Felon Disenfranchisement Laws

Many states deny convicted felons the right to vote.  The history of these laws is truly disturbing and is rooted only in ignorance and racism, with no legitimate purpose whatsoever.  In the 1890s, many states (particularly those in the South) created a comprehensive series of laws to limit black voting.  States created literacy and landownership requirements for voting, but also made disenfranchisement a consequence of crimes most likely to be committed by African Americans.  Back then, they weren’t shy about it either.  Here’s what Virginia Delegate Carter Glass had to say on the House floor:

“This plan of popular suffrage will eliminate the darkey as a political factor in this State in less than five years, so that in no single county of the Commonwealth will there be the least concern felt for the complete supremacy of the white race in the affairs of government.”

So why do we have felon disenfranchisement laws?  Simply put, to ensure that white men can continue to run the country uninterrupted.  Today, one in three African-American males in Florida is unable to vote because of these laws.

Before the Supreme Court will invalidate a law with a discriminatory effect, there must be evidence of discriminatory intent.  In 1900, the government was honest about its racism and Mr.
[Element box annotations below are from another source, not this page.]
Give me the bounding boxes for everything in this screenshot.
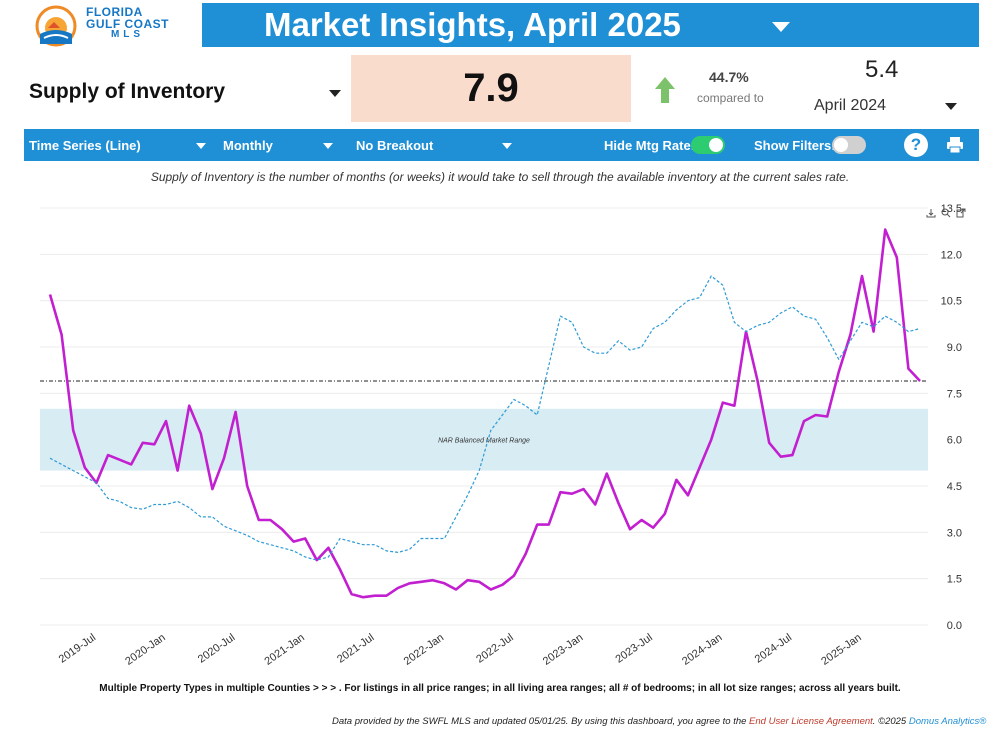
brand-logo: FLORIDA GULF COAST MLS bbox=[30, 4, 200, 48]
comparison-period-select[interactable]: April 2024 bbox=[814, 97, 957, 115]
chevron-down-icon bbox=[502, 143, 512, 149]
interval-label: Monthly bbox=[223, 138, 273, 153]
compared-to-label: compared to bbox=[697, 91, 764, 105]
metric-selector[interactable]: Supply of Inventory bbox=[29, 80, 347, 108]
y-tick-label: 7.5 bbox=[947, 388, 962, 400]
x-tick-label: 2022-Jan bbox=[402, 632, 446, 668]
title-bar: Market Insights, April 2025 bbox=[202, 3, 979, 47]
metric-label: Supply of Inventory bbox=[29, 80, 226, 103]
license-agreement-link[interactable]: End User License Agreement bbox=[749, 716, 873, 727]
zoom-icon[interactable] bbox=[941, 208, 951, 218]
x-tick-label: 2021-Jul bbox=[335, 632, 376, 666]
change-percent: 44.7% bbox=[709, 69, 749, 85]
y-tick-label: 9.0 bbox=[947, 342, 962, 354]
footer: Data provided by the SWFL MLS and update… bbox=[332, 716, 986, 727]
metric-description: Supply of Inventory is the number of mon… bbox=[150, 170, 850, 184]
x-tick-label: 2023-Jan bbox=[541, 632, 585, 668]
balanced-market-band-label: NAR Balanced Market Range bbox=[438, 438, 530, 445]
copyright-text: . ©2025 bbox=[872, 716, 909, 727]
comparison-period-label: April 2024 bbox=[814, 97, 887, 114]
x-tick-label: 2024-Jan bbox=[680, 632, 724, 668]
supply-of-inventory-chart: NAR Balanced Market Range 0.0 1.5 3.0 4.5 6.… bbox=[40, 203, 966, 668]
domus-analytics-link[interactable]: Domus Analytics® bbox=[908, 716, 987, 727]
y-tick-label: 1.5 bbox=[947, 574, 962, 586]
chart-type-select[interactable]: Time Series (Line) bbox=[29, 138, 206, 153]
chevron-down-icon bbox=[196, 143, 206, 149]
export-icon[interactable] bbox=[956, 208, 966, 218]
footer-text: Data provided by the SWFL MLS and update… bbox=[332, 716, 750, 727]
chevron-down-icon bbox=[945, 103, 957, 110]
hide-mtg-rate-toggle[interactable] bbox=[691, 136, 725, 154]
y-tick-label: 0.0 bbox=[947, 620, 962, 632]
x-tick-label: 2019-Jul bbox=[57, 632, 98, 666]
y-tick-label: 6.0 bbox=[947, 435, 962, 447]
breakout-select[interactable]: No Breakout bbox=[356, 138, 512, 153]
y-tick-label: 10.5 bbox=[941, 296, 962, 308]
show-filters-label: Show Filters: bbox=[754, 138, 836, 153]
x-tick-label: 2023-Jul bbox=[613, 632, 654, 666]
chevron-down-icon bbox=[323, 143, 333, 149]
previous-value: 5.4 bbox=[865, 56, 899, 83]
filters-footnote: Multiple Property Types in multiple Coun… bbox=[99, 683, 901, 694]
x-tick-label: 2025-Jan bbox=[819, 632, 863, 668]
metric-value: 7.9 bbox=[463, 66, 519, 110]
interval-select[interactable]: Monthly bbox=[223, 138, 333, 153]
page-title: Market Insights, April 2025 bbox=[264, 6, 681, 43]
logo-emblem-icon bbox=[35, 5, 77, 47]
breakout-label: No Breakout bbox=[356, 138, 434, 153]
show-filters-toggle[interactable] bbox=[832, 136, 866, 154]
y-tick-label: 3.0 bbox=[947, 527, 962, 539]
chart-toolbar: Time Series (Line) Monthly No Breakout H… bbox=[24, 129, 979, 161]
mortgage-rate-series-line bbox=[49, 275, 921, 561]
arrow-up-icon bbox=[655, 77, 675, 103]
question-circle-icon[interactable]: ? bbox=[904, 133, 928, 157]
printer-icon[interactable] bbox=[946, 136, 964, 154]
hide-mtg-rate-label: Hide Mtg Rate: bbox=[604, 138, 695, 153]
x-tick-label: 2020-Jan bbox=[123, 632, 167, 668]
y-tick-label: 12.0 bbox=[941, 249, 962, 261]
download-icon[interactable] bbox=[926, 209, 936, 218]
x-tick-label: 2022-Jul bbox=[474, 632, 515, 666]
x-tick-label: 2020-Jul bbox=[196, 632, 237, 666]
toggle-knob bbox=[834, 138, 848, 152]
metric-value-box: 7.9 bbox=[351, 55, 631, 122]
toggle-knob bbox=[709, 138, 723, 152]
supply-series-line bbox=[48, 228, 921, 599]
title-dropdown-chevron-icon[interactable] bbox=[772, 22, 790, 32]
x-tick-label: 2024-Jul bbox=[753, 632, 794, 666]
chart-type-label: Time Series (Line) bbox=[29, 138, 141, 153]
logo-wordmark: FLORIDA GULF COAST MLS bbox=[86, 5, 169, 40]
chevron-down-icon bbox=[329, 90, 341, 97]
x-tick-label: 2021-Jan bbox=[262, 632, 306, 668]
y-tick-label: 4.5 bbox=[947, 481, 962, 493]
Glass didn’t feel a need to hide the true reason behind banning felon voting.  Courts struck down some of these laws, but only where the discriminatory purpose was clearly stated.  After the laws were struck down, the states re-enacted laws with virtually the same effect, but this time they didn’t voice their racist intentions.

Many states still have felon voting bans, but can you think of any legitimate reason to keep people from participating in society while also expecting them to follow the rules?